Run this and watch the printed token count. It grows roughly linearly — turn 1 might cost 20 tokens, turn 20 might cost 400+ tokens, because you're re-sending everything each time. Extrapolate this to a real product with long user sessions: costs compound turn over turn, and eventually you hit the model's hard context limit (e.g., 128k or 200k tokens) and the app simply breaks or starts silently dropping old messages.

  1. Cost: you pay for the same old tokens again and again, every single turn.
  2. Context limit: eventually you run out of room entirely.
  3. Retrieval quality drops: even before you hit the hard limit, stuffing 50 turns of chat into the prompt means the genuinely relevant fact ("user's budget is $10k") is buried in noise, and models are measurably worse at using information buried in the middle of a long context than information near the start or end (a well-documented phenomenon sometimes called "lost in the middle").

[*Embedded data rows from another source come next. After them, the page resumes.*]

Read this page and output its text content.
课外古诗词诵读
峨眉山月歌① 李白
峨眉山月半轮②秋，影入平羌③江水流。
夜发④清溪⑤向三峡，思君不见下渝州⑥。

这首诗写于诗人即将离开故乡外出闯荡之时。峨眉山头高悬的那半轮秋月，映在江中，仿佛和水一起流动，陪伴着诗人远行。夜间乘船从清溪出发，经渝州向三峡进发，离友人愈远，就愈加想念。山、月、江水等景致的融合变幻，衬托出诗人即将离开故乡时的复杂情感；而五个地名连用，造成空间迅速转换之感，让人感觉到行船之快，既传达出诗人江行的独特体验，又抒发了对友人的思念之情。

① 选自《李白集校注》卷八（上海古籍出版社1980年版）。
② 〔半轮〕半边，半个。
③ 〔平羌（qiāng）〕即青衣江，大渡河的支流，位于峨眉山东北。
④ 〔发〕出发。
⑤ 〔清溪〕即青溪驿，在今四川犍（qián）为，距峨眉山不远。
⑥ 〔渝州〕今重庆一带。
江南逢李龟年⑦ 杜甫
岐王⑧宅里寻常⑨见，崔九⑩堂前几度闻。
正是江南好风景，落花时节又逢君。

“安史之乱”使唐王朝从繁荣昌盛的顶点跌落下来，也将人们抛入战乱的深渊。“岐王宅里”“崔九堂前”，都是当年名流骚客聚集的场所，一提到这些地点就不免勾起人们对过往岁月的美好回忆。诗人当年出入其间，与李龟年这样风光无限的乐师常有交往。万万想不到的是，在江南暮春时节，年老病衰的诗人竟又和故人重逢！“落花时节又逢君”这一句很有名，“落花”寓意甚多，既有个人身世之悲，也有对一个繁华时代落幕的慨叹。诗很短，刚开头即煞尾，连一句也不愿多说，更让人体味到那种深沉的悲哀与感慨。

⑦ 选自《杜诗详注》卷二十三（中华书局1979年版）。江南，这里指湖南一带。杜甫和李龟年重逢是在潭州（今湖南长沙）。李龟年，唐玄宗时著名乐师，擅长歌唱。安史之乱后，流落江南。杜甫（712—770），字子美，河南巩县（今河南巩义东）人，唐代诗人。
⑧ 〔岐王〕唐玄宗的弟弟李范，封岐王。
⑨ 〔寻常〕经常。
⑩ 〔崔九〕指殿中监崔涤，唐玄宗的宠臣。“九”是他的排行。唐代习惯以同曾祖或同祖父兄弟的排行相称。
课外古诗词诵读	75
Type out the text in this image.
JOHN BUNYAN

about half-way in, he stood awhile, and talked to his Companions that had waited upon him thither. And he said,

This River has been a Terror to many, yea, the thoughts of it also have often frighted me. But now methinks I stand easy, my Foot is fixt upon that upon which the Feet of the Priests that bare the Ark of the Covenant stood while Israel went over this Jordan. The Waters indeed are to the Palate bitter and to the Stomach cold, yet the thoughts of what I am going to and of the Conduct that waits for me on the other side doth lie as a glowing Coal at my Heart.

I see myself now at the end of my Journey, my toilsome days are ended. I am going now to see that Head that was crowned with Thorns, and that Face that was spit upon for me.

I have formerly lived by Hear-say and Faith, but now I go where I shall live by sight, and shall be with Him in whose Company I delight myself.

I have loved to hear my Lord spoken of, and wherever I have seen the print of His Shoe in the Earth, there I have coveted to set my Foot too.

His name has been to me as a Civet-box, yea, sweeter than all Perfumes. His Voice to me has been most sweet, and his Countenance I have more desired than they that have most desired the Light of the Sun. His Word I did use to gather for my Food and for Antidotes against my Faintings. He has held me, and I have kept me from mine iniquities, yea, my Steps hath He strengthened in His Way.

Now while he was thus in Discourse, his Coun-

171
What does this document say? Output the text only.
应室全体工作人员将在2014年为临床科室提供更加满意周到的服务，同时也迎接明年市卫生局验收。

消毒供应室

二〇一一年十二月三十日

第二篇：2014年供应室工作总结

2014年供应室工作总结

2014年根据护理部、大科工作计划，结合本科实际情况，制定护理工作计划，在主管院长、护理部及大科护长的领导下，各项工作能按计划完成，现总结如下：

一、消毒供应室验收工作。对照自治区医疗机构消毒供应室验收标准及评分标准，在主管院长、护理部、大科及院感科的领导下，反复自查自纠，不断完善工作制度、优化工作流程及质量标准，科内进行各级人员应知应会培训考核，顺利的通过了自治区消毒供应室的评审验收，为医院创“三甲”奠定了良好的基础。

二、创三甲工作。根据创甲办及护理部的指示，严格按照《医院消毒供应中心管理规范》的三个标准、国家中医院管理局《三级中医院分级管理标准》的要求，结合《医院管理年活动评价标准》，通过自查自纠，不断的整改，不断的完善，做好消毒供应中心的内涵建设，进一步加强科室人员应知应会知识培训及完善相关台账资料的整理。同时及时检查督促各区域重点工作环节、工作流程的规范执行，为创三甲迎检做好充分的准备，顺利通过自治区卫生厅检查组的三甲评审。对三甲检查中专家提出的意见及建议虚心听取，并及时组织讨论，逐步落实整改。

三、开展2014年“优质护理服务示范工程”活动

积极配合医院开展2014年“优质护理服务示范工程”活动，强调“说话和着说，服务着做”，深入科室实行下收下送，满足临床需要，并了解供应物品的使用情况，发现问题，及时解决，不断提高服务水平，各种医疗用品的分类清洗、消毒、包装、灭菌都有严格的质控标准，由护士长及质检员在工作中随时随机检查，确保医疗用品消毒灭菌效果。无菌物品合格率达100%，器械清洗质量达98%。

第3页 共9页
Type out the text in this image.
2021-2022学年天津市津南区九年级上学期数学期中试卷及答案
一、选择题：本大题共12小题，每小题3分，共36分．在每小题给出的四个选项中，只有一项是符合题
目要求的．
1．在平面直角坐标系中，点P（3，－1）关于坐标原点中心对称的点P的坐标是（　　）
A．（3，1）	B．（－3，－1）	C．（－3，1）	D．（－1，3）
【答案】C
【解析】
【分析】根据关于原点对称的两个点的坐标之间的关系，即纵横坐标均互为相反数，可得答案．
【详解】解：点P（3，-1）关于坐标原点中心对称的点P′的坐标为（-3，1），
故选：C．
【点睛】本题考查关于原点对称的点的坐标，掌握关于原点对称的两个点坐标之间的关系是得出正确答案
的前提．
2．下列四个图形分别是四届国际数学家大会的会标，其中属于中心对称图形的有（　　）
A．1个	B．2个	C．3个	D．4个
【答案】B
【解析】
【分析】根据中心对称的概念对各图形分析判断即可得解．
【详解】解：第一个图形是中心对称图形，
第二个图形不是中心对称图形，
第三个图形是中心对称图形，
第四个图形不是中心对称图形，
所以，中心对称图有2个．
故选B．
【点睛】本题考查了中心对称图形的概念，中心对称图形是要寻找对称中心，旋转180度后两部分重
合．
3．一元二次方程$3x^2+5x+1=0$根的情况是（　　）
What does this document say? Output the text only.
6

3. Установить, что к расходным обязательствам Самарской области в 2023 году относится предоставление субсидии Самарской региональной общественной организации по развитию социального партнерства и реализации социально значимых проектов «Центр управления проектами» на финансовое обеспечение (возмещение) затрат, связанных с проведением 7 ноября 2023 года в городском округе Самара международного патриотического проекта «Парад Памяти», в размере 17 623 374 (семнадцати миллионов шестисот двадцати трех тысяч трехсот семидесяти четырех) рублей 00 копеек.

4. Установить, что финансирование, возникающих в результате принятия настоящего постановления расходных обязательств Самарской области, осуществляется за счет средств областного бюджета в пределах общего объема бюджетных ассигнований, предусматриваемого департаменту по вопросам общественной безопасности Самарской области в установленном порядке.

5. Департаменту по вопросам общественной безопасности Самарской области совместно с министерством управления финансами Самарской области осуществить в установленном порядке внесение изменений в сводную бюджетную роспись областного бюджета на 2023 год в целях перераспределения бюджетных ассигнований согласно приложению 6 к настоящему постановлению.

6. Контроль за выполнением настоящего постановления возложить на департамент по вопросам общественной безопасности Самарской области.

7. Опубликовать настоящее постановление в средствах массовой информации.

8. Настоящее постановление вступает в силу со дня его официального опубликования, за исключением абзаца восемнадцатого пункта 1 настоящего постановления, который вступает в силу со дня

A chatbot forgetting your name is mildly annoying. An agent forgetting:

  • that it already sent an email to this lead → sends a duplicate, looks unprofessional
  • that the user already tried a troubleshooting step → tells them to try it again, erodes trust
  • what a customer's stated budget was three calls ago → makes a proposal that's obviously wrong

...actively breaks the product's usefulness. This is why memory is treated as load-bearing infrastructure, not a nice-to-have feature, for any serious agent product.

  1. Run the script above, log the token count per turn to a CSV, plot it — see the linear growth yourself.
  2. Now modify the script to only keep the last 3 turns in conversation. Ask a question that requires turn-1 information (e.g., "what was the very first thing I said?") at turn 15 — watch it fail, because that information is now truly gone from what the model sees.